Why Is My Cactus Drooping | Causes
11 Jul 2019
When it comes to caring for cacti, there are four factors that impact their survival: water, light, pests, and temperature. Too much or too little of water, too dim or too much bright light, pests (mealybugs) or fluctuating temperatures (and usually a combination of all four) will make your cactus strained and begins to behave oddly.
Cacti are hardy succulent plants that need very little water or maintenance to thrive, but they do still require some type of care. Sagging or Drooping branches suggests that your cactus plant is stressed in sort of way. Inadequate sunlight or water, mealybugs or types of freeze damage can put a strain on your cactus and can lead to a sagging or drooping appearance.
Understanding how much water to give a cactus plant can be complicated. A dehydrated cactus will usually turn a shade of purple and can become soft. Later it can show a wrinkled appearance and the branches can droop. Over-watered cacti can also become soft and droop and they typically can develop root rot. Planting cactus in potting soil guarantees your cactus has the right type of drainage and watering more often can help to solve the dehydration issues. Repotting root-bound plants into a larger pot will also help. If your cactus has been over-watered, let the soil dry out. Cactus plants only need water when the top two inches of soil have dried out and requires only enough water to allow some drainage through holes the base of the pot. When the water begins to drain from the holes, the cactus has adequate moisture.
Cactus plants like a lot of heat and bright light. If your cactus is starting to droop but has the proper amount of water and there are no pests visible, it may not be getting enough sunlight. If the drooping occurs during winter months, and when days are not as long, your cactus plant might need an artificial addition to the natural light it gets. During the spring, summer and fall months, when cacti require much more warmth and sunlight, cacti in pots will do well outdoors.

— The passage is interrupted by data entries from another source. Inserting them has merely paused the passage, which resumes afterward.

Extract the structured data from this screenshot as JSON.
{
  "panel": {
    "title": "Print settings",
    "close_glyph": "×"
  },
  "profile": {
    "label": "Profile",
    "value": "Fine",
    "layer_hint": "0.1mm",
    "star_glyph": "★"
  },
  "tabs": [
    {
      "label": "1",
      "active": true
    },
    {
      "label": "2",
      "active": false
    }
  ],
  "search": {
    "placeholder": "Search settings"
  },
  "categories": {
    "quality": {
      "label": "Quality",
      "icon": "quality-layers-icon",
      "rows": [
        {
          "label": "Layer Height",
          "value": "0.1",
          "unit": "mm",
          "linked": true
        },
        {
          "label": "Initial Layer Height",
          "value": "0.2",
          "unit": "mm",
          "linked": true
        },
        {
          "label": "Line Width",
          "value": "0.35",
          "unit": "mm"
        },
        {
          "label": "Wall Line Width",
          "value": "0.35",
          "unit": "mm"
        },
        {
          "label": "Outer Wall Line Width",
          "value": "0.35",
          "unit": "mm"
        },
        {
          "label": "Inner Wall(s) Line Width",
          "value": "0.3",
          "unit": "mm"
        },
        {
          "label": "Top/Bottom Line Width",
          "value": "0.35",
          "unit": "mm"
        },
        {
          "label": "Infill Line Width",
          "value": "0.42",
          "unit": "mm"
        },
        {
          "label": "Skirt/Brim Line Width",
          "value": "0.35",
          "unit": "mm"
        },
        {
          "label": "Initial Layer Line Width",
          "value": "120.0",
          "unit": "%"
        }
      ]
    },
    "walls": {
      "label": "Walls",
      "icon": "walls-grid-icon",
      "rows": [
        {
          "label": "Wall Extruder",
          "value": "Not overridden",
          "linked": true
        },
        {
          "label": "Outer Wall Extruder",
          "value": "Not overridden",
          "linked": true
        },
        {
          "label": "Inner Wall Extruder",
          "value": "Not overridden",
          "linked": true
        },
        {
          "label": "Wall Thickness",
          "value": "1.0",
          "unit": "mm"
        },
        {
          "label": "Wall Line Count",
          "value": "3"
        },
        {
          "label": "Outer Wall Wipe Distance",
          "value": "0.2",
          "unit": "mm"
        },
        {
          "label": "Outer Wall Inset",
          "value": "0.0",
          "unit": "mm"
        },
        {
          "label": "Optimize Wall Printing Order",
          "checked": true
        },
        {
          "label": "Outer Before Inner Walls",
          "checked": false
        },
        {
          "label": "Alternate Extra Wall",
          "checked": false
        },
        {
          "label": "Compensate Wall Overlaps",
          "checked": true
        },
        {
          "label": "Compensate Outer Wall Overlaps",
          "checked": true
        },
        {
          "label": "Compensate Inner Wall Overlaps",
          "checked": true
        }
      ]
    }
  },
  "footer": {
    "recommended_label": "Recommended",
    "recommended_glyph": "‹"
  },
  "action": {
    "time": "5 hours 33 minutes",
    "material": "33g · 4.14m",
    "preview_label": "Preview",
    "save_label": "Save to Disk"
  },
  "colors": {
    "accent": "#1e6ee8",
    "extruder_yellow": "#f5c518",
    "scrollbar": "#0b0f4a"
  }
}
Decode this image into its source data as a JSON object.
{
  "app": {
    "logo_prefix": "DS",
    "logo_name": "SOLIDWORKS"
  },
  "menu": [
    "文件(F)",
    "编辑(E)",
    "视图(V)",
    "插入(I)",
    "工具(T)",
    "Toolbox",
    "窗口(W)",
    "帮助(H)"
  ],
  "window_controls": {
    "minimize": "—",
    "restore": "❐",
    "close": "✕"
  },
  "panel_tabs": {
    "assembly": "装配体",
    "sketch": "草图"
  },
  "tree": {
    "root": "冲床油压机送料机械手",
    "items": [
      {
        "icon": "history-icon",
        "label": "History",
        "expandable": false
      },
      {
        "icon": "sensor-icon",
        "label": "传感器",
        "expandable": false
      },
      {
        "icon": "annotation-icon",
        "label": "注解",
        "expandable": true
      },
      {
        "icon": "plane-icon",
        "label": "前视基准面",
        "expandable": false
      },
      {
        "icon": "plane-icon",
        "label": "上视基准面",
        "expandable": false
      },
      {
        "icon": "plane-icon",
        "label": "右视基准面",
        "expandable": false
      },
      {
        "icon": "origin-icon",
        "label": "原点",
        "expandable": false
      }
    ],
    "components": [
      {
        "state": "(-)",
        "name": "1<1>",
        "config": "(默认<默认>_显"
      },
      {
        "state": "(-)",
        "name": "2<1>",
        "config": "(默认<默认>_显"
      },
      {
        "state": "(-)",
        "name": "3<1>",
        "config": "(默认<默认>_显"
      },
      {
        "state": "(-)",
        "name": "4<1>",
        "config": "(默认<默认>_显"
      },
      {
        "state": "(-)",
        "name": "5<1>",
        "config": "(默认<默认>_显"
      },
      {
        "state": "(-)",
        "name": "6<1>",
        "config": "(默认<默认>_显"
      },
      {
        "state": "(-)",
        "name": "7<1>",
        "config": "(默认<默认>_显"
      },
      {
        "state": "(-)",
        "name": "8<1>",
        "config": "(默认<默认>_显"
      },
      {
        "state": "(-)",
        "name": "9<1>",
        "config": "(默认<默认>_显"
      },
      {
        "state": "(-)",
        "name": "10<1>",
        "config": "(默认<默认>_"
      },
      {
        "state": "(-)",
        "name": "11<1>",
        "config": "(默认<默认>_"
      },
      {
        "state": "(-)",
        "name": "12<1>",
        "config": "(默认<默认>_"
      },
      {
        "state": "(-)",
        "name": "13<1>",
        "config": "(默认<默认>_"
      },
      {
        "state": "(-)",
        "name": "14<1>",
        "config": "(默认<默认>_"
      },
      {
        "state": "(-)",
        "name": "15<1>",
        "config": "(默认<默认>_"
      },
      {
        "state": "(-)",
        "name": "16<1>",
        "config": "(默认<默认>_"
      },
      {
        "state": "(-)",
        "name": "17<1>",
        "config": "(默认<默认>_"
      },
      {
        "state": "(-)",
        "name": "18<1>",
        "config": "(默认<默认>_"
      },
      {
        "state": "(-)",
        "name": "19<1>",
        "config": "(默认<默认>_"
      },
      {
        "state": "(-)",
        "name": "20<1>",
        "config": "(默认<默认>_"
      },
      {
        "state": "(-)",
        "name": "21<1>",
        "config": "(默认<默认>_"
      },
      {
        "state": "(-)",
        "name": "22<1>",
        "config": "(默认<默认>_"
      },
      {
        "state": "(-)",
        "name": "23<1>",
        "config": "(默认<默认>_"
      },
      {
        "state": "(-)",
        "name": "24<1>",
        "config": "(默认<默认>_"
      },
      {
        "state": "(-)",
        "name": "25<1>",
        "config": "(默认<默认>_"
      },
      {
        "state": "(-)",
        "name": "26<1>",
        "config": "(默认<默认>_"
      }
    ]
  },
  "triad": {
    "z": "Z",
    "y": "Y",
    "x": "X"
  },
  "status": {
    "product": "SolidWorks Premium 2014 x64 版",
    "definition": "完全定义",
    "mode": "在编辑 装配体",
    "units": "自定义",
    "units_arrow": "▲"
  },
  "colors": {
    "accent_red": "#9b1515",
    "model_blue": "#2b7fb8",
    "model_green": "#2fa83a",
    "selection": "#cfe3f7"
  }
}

Mealybugs or woodlice are white with a cotton-like appearance. These pests draw the juice from your cactus plant, leaving tiny blemishes and start to spread disease. Substantial feeding by mealybugs usually causes a loss of liveliness leading to drooping branches. There is good news, mealybugs on singular plantings can be easily killed by hand. Another alternative is rinsing the cactus with a mixture of liquid dish soap and water or an insecticidal soap and then allowing the cactus to stabilize for a day before rinsing off the soap from the cactus with water. Direct sunlight should be avoided during this time to prevent from sun burning the plant. This may take a couple of attempts since repeated applications are required to remove any hatched mealy bugs. The removal of flourishing growth, that mealy bugs love, may also help decrease their numbers.
A lot of cactus plants are indigenous to most frost-free environments, if the temperature drops below freezing for even a couple hours, freeze damage may happen. Typically, this will show as blackening of the parts of the cactus that were exposed. In a couple of weeks, the black areas dry out and the cactus branches may start to droop. If the cold temperatures only happened for a short period, then the damage is likely superficial and your cactus will likely grow out of it, but this could take a couple of years. Water, adequate sunlight and warmth will help. Cacti also are required to avoid colder drafts. If they are grown outdoors, they will thrive in a location that gets radiant heat during nighttime, like from a wall or patio. When temperatures drop, cactus grown in a garden are covered with a sheet for added warmth and cactus in pots should be relocated indoors.